Addison's disease refers specifically to primary adrenal insufficiency, in which the adrenal glands themselves malfunction; secondary adrenal insufficiency occurs when the anterior pituitary gland does not produce enough adrenocorticotropic hormone (ACTH) to adequately stimulate the adrenal glands.
Signs and symptoms
Addison's disease progresses slowly, and symptoms may not present or be noticed until some stressful illness or situation occurs. Common symptoms are:
Chronic fatigue that gradually worsens
· Muscle weakness
· Loss of appetite
· Weight loss
· Low blood pressure that falls further when standing (orthostatic hypotension)
· Areas of hyperpigmentation (darkened skin), known as melasma suprarenale.
· Craving for salt and salty foods
· Hypoglycemia (worse in children)
· For women, menstrual periods that become irregular or cease
· Tetany (particularly after drinking milk) due to phosphate excess
· Numbness of the extremities, sometimes with paralysis, due to potassium excess
· Increased number of eosinophils
An illness or accident can aggravate the adrenal problems and cause an Addisonian crisis although the most common cause is discontinuing corticosteroid therapy without tapering the dose. Symptoms that may occur include:
Brown coating on tongue and teeth due to iron loss hemolysis
Sudden penetrating pain in the legs, lower back or abdomen
Severe vomiting and diarrhea, resulting in dehydration
Low blood pressure
Loss of consciousness
Untreated, an Addisonian crisis can be fatal. It is a medical emergency.

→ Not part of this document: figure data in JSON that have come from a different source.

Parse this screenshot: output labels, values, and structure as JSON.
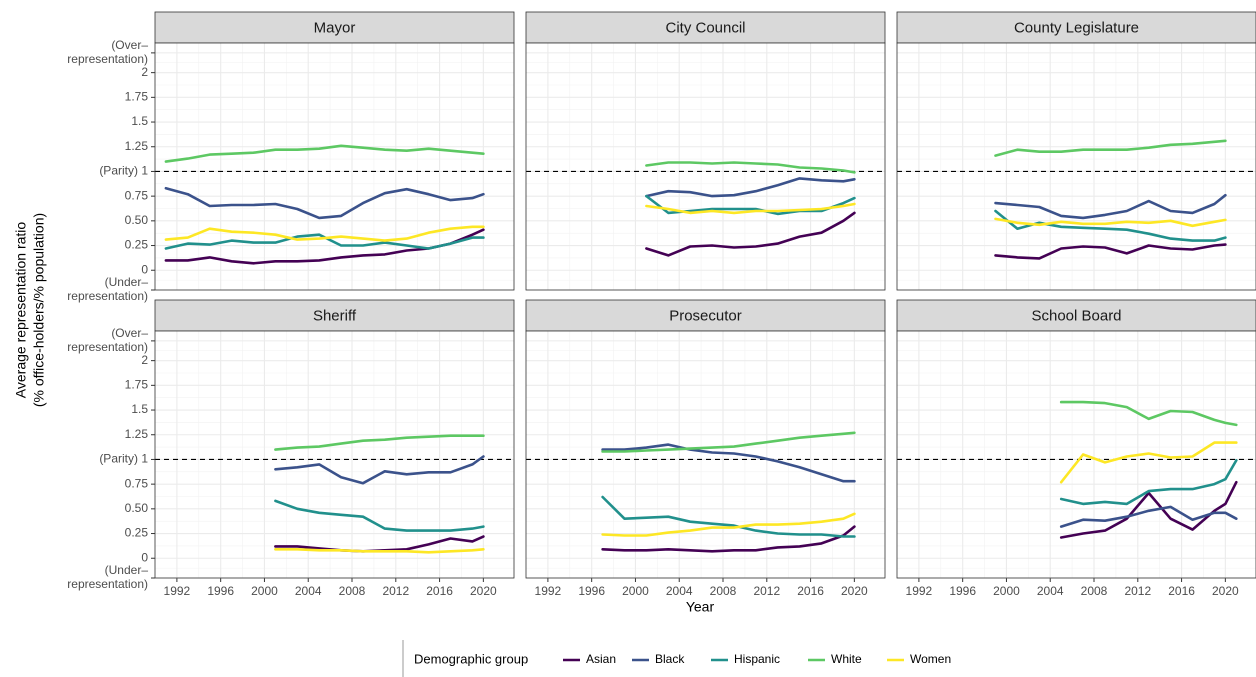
{
  "chart_data": {
    "type": "line",
    "x_label": "Year",
    "y_label": [
      "Average representation ratio",
      "(% office-holders/% population)"
    ],
    "legend_title": "Demographic group",
    "groups": [
      {
        "name": "Asian",
        "color": "#440154"
      },
      {
        "name": "Black",
        "color": "#3b528b"
      },
      {
        "name": "Hispanic",
        "color": "#21908c"
      },
      {
        "name": "White",
        "color": "#5dc863"
      },
      {
        "name": "Women",
        "color": "#fde725"
      }
    ],
    "x": [
      1991,
      1993,
      1995,
      1997,
      1999,
      2001,
      2003,
      2005,
      2007,
      2009,
      2011,
      2013,
      2015,
      2017,
      2019,
      2020,
      2021
    ],
    "xlim": [
      1990,
      2022.8
    ],
    "xticks": [
      1992,
      1996,
      2000,
      2004,
      2008,
      2012,
      2016,
      2020
    ],
    "ylim": [
      -0.2,
      2.3
    ],
    "yticks": [
      {
        "value": -0.2,
        "label": "(Under–representation)"
      },
      0,
      0.25,
      {
        "value": 0.5,
        "label": "0.50"
      },
      0.75,
      {
        "value": 1,
        "label": "(Parity) 1"
      },
      1.25,
      1.5,
      1.75,
      2,
      {
        "value": 2.2,
        "label": "(Over–representation)"
      }
    ],
    "reference_line": 1,
    "grid": true,
    "panels": [
      {
        "title": "Mayor",
        "series": [
          [
            0.1,
            0.1,
            0.13,
            0.09,
            0.07,
            0.09,
            0.09,
            0.1,
            0.13,
            0.15,
            0.16,
            0.2,
            0.22,
            0.27,
            0.36,
            0.41,
            null
          ],
          [
            0.83,
            0.77,
            0.65,
            0.66,
            0.66,
            0.67,
            0.62,
            0.53,
            0.55,
            0.68,
            0.78,
            0.82,
            0.77,
            0.71,
            0.73,
            0.77,
            null
          ],
          [
            0.22,
            0.27,
            0.26,
            0.3,
            0.28,
            0.28,
            0.34,
            0.36,
            0.25,
            0.25,
            0.28,
            0.25,
            0.22,
            0.27,
            0.33,
            0.33,
            null
          ],
          [
            1.1,
            1.13,
            1.17,
            1.18,
            1.19,
            1.22,
            1.22,
            1.23,
            1.26,
            1.24,
            1.22,
            1.21,
            1.23,
            1.21,
            1.19,
            1.18,
            null
          ],
          [
            0.31,
            0.33,
            0.42,
            0.39,
            0.38,
            0.36,
            0.31,
            0.32,
            0.34,
            0.32,
            0.3,
            0.32,
            0.38,
            0.42,
            0.44,
            0.44,
            null
          ]
        ]
      },
      {
        "title": "City Council",
        "series": [
          [
            null,
            null,
            null,
            null,
            null,
            0.22,
            0.15,
            0.24,
            0.25,
            0.23,
            0.24,
            0.27,
            0.34,
            0.38,
            0.5,
            0.58,
            null
          ],
          [
            null,
            null,
            null,
            null,
            null,
            0.75,
            0.8,
            0.79,
            0.75,
            0.76,
            0.8,
            0.86,
            0.93,
            0.91,
            0.9,
            0.92,
            null
          ],
          [
            null,
            null,
            null,
            null,
            null,
            0.75,
            0.58,
            0.6,
            0.62,
            0.62,
            0.62,
            0.57,
            0.6,
            0.6,
            0.68,
            0.73,
            null
          ],
          [
            null,
            null,
            null,
            null,
            null,
            1.06,
            1.09,
            1.09,
            1.08,
            1.09,
            1.08,
            1.07,
            1.04,
            1.03,
            1.01,
            0.99,
            null
          ],
          [
            null,
            null,
            null,
            null,
            null,
            0.65,
            0.62,
            0.58,
            0.6,
            0.58,
            0.6,
            0.6,
            0.61,
            0.62,
            0.65,
            0.67,
            null
          ]
        ]
      },
      {
        "title": "County Legislature",
        "series": [
          [
            null,
            null,
            null,
            null,
            0.15,
            0.13,
            0.12,
            0.22,
            0.24,
            0.23,
            0.17,
            0.25,
            0.22,
            0.21,
            0.25,
            0.26,
            null
          ],
          [
            null,
            null,
            null,
            null,
            0.68,
            0.66,
            0.64,
            0.55,
            0.53,
            0.56,
            0.6,
            0.7,
            0.6,
            0.58,
            0.67,
            0.76,
            null
          ],
          [
            null,
            null,
            null,
            null,
            0.6,
            0.42,
            0.48,
            0.44,
            0.43,
            0.42,
            0.41,
            0.37,
            0.32,
            0.3,
            0.3,
            0.33,
            null
          ],
          [
            null,
            null,
            null,
            null,
            1.16,
            1.22,
            1.2,
            1.2,
            1.22,
            1.22,
            1.22,
            1.24,
            1.27,
            1.28,
            1.3,
            1.31,
            null
          ],
          [
            null,
            null,
            null,
            null,
            0.52,
            0.48,
            0.46,
            0.49,
            0.47,
            0.47,
            0.49,
            0.48,
            0.5,
            0.45,
            0.49,
            0.51,
            null
          ]
        ]
      },
      {
        "title": "Sheriff",
        "series": [
          [
            null,
            null,
            null,
            null,
            null,
            0.12,
            0.12,
            0.1,
            0.08,
            0.07,
            0.08,
            0.09,
            0.14,
            0.2,
            0.17,
            0.22,
            null
          ],
          [
            null,
            null,
            null,
            null,
            null,
            0.9,
            0.92,
            0.95,
            0.82,
            0.76,
            0.88,
            0.85,
            0.87,
            0.87,
            0.95,
            1.03,
            null
          ],
          [
            null,
            null,
            null,
            null,
            null,
            0.58,
            0.5,
            0.46,
            0.44,
            0.42,
            0.3,
            0.28,
            0.28,
            0.28,
            0.3,
            0.32,
            null
          ],
          [
            null,
            null,
            null,
            null,
            null,
            1.1,
            1.12,
            1.13,
            1.16,
            1.19,
            1.2,
            1.22,
            1.23,
            1.24,
            1.24,
            1.24,
            null
          ],
          [
            null,
            null,
            null,
            null,
            null,
            0.09,
            0.09,
            0.08,
            0.08,
            0.07,
            0.07,
            0.07,
            0.06,
            0.07,
            0.08,
            0.09,
            null
          ]
        ]
      },
      {
        "title": "Prosecutor",
        "series": [
          [
            null,
            null,
            null,
            0.09,
            0.08,
            0.08,
            0.09,
            0.08,
            0.07,
            0.08,
            0.08,
            0.11,
            0.12,
            0.15,
            0.23,
            0.32,
            null
          ],
          [
            null,
            null,
            null,
            1.1,
            1.1,
            1.12,
            1.15,
            1.1,
            1.07,
            1.06,
            1.03,
            0.98,
            0.92,
            0.85,
            0.78,
            0.78,
            null
          ],
          [
            null,
            null,
            null,
            0.62,
            0.4,
            0.41,
            0.42,
            0.37,
            0.35,
            0.33,
            0.28,
            0.25,
            0.24,
            0.24,
            0.22,
            0.22,
            null
          ],
          [
            null,
            null,
            null,
            1.08,
            1.08,
            1.09,
            1.1,
            1.11,
            1.12,
            1.13,
            1.16,
            1.19,
            1.22,
            1.24,
            1.26,
            1.27,
            null
          ],
          [
            null,
            null,
            null,
            0.24,
            0.23,
            0.23,
            0.26,
            0.28,
            0.31,
            0.31,
            0.34,
            0.34,
            0.35,
            0.37,
            0.4,
            0.45,
            null
          ]
        ]
      },
      {
        "title": "School Board",
        "series": [
          [
            null,
            null,
            null,
            null,
            null,
            null,
            null,
            0.21,
            0.25,
            0.28,
            0.4,
            0.66,
            0.4,
            0.29,
            0.48,
            0.55,
            0.77
          ],
          [
            null,
            null,
            null,
            null,
            null,
            null,
            null,
            0.32,
            0.39,
            0.38,
            0.42,
            0.48,
            0.52,
            0.39,
            0.46,
            0.46,
            0.4
          ],
          [
            null,
            null,
            null,
            null,
            null,
            null,
            null,
            0.6,
            0.55,
            0.57,
            0.55,
            0.68,
            0.7,
            0.7,
            0.75,
            0.8,
            0.99
          ],
          [
            null,
            null,
            null,
            null,
            null,
            null,
            null,
            1.58,
            1.58,
            1.57,
            1.53,
            1.41,
            1.49,
            1.48,
            1.4,
            1.37,
            1.35
          ],
          [
            null,
            null,
            null,
            null,
            null,
            null,
            null,
            0.77,
            1.05,
            0.97,
            1.03,
            1.06,
            1.02,
            1.03,
            1.17,
            1.17,
            1.17
          ]
        ]
      }
    ]
  }
}
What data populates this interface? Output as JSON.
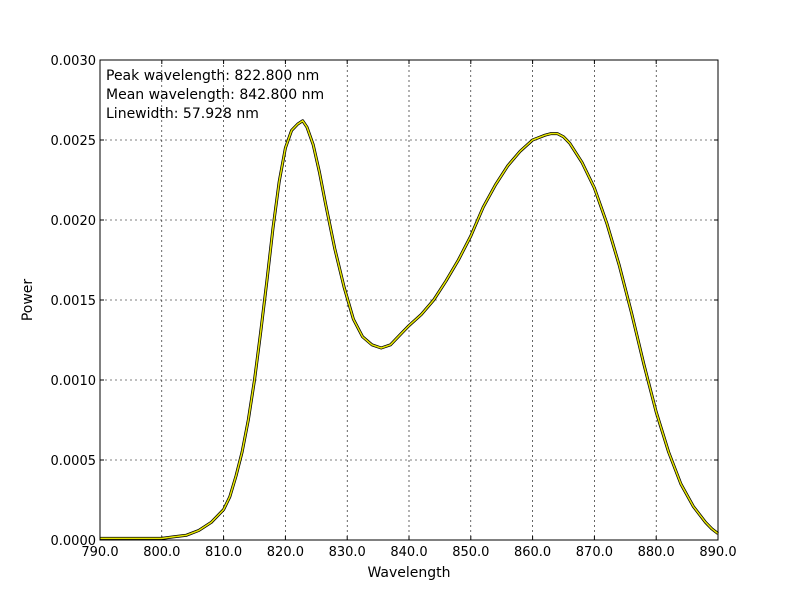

In suspected cases of Addison's disease, one needs to demonstrate that adrenal hormone levels are low after appropriate stimulation with synthetic pituitary hormone.
Once demonstrated, the cause of adrenal failure needs to be elucidated. The most common cause is autoimmune, and can be tested for with an assay for 21-hydroxylase antibodies. If there are no antibodies present, infectious or genetic causes should be sought. This may include imaging of the adrenal glands, tests for tuberculosis or HIV infection, and searching for metastatic cancer.
Treatment for Addison's disease involves replacing the missing cortisol and, if necessary, fludrocortisone as replacement for the missing aldosterone. Caution must be exercised when the person with Addison's disease has surgery or becomes pregnant.